Pain Management, A Stroke, and How I Hurt My Arm


A picture of a golf cart.

Image via Wikipedia

     I saw a pain management doctor last week.  He took me off the percocet due to the Tylenol and my liver enzymes, and changed up some of my other meds.  I really liked him.  He got into how my pain is affecting my life and thinks we can maximize my pain meds to improved my level of functioning.  I’m definitely feeling “stoned” from the new meds but he assures me that my body will adjust.  I’m doing more at home and I’m looking at the meds a little differently,  instead of seeing them as a crutch, I’m seeing them as a tool that allows me to participate in my life.  As Martha Stewart would say “It’s a good thing.”

    A very scary thing happened Saturday evening.  Rudy and I went for a golf cart ride and he ran over the mailboxes in front of our house.  I didn’t really think anything of it except that it was an accident and kind of a funny one at that.  When he turned around he narrowly missed the utility pole and I thought he was just being a smart ass.  We continued on and he was driving so close to the right hand side of the road that it was starting to scare me.  I still thought he was being a smart ass.  He hit a tree that caught me in my right shoulder and pulled it all the way behind me.  The pain hit so fiercely that I immediately vomited and started yelling at Rudy to take me home.  He was looking at me blankly and wouldn’t stop driving.   He kept narrowly missing everything on the right hand side.  I was starting to panic and was yelling at him to either take me home or stop so I could walk home and he kept driving past our street.  He finally dropped me off, and I ran into the house cradling my arm.  A neighbor of ours was sitting outside and he later told me that Rudy hit his truck twice and the fence leaving again.

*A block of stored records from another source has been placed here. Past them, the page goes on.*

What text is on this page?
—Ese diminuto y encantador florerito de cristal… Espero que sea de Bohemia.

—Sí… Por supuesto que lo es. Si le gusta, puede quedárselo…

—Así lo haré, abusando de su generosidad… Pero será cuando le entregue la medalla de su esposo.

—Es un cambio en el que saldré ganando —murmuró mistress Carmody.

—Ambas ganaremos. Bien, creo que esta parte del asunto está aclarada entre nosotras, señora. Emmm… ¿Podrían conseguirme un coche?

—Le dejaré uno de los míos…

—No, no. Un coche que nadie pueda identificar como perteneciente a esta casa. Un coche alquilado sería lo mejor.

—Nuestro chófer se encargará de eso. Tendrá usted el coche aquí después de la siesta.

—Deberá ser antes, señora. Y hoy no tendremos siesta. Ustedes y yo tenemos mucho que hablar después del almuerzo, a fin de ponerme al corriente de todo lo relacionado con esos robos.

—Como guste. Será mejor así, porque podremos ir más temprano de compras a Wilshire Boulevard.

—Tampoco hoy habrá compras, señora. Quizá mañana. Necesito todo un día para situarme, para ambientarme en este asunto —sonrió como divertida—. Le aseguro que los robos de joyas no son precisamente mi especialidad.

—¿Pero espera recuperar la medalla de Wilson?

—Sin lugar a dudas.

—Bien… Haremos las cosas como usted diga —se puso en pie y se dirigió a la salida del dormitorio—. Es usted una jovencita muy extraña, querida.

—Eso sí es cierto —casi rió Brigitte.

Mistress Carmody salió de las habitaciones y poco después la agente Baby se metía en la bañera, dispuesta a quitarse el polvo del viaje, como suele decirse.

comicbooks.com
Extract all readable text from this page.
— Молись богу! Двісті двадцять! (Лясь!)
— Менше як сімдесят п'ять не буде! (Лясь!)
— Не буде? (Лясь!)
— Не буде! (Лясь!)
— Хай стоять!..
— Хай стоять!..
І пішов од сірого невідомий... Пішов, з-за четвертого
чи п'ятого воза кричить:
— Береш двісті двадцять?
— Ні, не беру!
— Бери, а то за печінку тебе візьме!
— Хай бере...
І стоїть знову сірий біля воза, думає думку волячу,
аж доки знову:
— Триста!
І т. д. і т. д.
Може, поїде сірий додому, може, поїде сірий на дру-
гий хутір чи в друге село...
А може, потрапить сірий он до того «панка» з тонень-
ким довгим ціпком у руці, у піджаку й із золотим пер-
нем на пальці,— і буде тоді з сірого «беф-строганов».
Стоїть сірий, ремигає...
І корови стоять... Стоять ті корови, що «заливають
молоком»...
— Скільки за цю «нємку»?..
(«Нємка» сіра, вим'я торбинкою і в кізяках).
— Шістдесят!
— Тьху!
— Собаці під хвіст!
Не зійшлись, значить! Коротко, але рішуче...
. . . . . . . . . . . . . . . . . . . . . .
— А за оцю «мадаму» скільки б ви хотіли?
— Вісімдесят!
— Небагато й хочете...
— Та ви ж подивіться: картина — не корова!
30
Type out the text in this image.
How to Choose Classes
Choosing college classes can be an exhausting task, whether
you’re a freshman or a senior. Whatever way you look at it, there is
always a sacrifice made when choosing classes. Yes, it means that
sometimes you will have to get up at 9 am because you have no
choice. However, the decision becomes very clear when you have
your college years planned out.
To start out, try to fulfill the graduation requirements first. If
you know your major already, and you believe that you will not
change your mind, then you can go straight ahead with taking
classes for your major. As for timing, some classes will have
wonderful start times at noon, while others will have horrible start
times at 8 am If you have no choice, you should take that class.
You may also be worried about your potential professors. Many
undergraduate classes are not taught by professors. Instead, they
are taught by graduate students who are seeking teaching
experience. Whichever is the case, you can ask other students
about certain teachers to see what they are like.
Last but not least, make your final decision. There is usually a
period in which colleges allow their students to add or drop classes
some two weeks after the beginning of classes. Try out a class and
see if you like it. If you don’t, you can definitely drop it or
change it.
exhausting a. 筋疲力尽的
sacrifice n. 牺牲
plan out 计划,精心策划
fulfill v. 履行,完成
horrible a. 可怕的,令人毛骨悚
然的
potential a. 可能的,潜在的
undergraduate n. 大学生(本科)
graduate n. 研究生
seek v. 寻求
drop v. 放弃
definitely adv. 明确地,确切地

     When he got back he came into our bedroom and kept asking me why I was so mad at him.  All I could say is “Are you kidding me?”  I told him what he was doing and I noticed he still had a blank look on his face, when it suddenly hit me what might be wrong.  I googled stroke symptoms, asked him a few questions and had him take his blood pressure.  I knew we had to get him to the hospital, but he was so hostile with me it was like he didn’t even know me.  I went to our neighbor and one of our best friends and told him I think Rudy is having a stroke, please come down and see if you can help me talk him into going to the hospital.  That’s when he told me about Rudy hitting his truck and the fence.  He came down and told Rudy what happened and he finally consented to letting us take him to the hospital.  Cat scan showed no brain bleed and we followed up with our own Doctor on Tuesday who told us this could absolutely be a residual effect from the electrocution.  He also said this might never happen again, but he wants us to follow-up with a neurologist as a precaution.  Basically he thinks Rudy might have thrown a clot.  He referred to it as a transient ischemic stroke aka a warning stroke.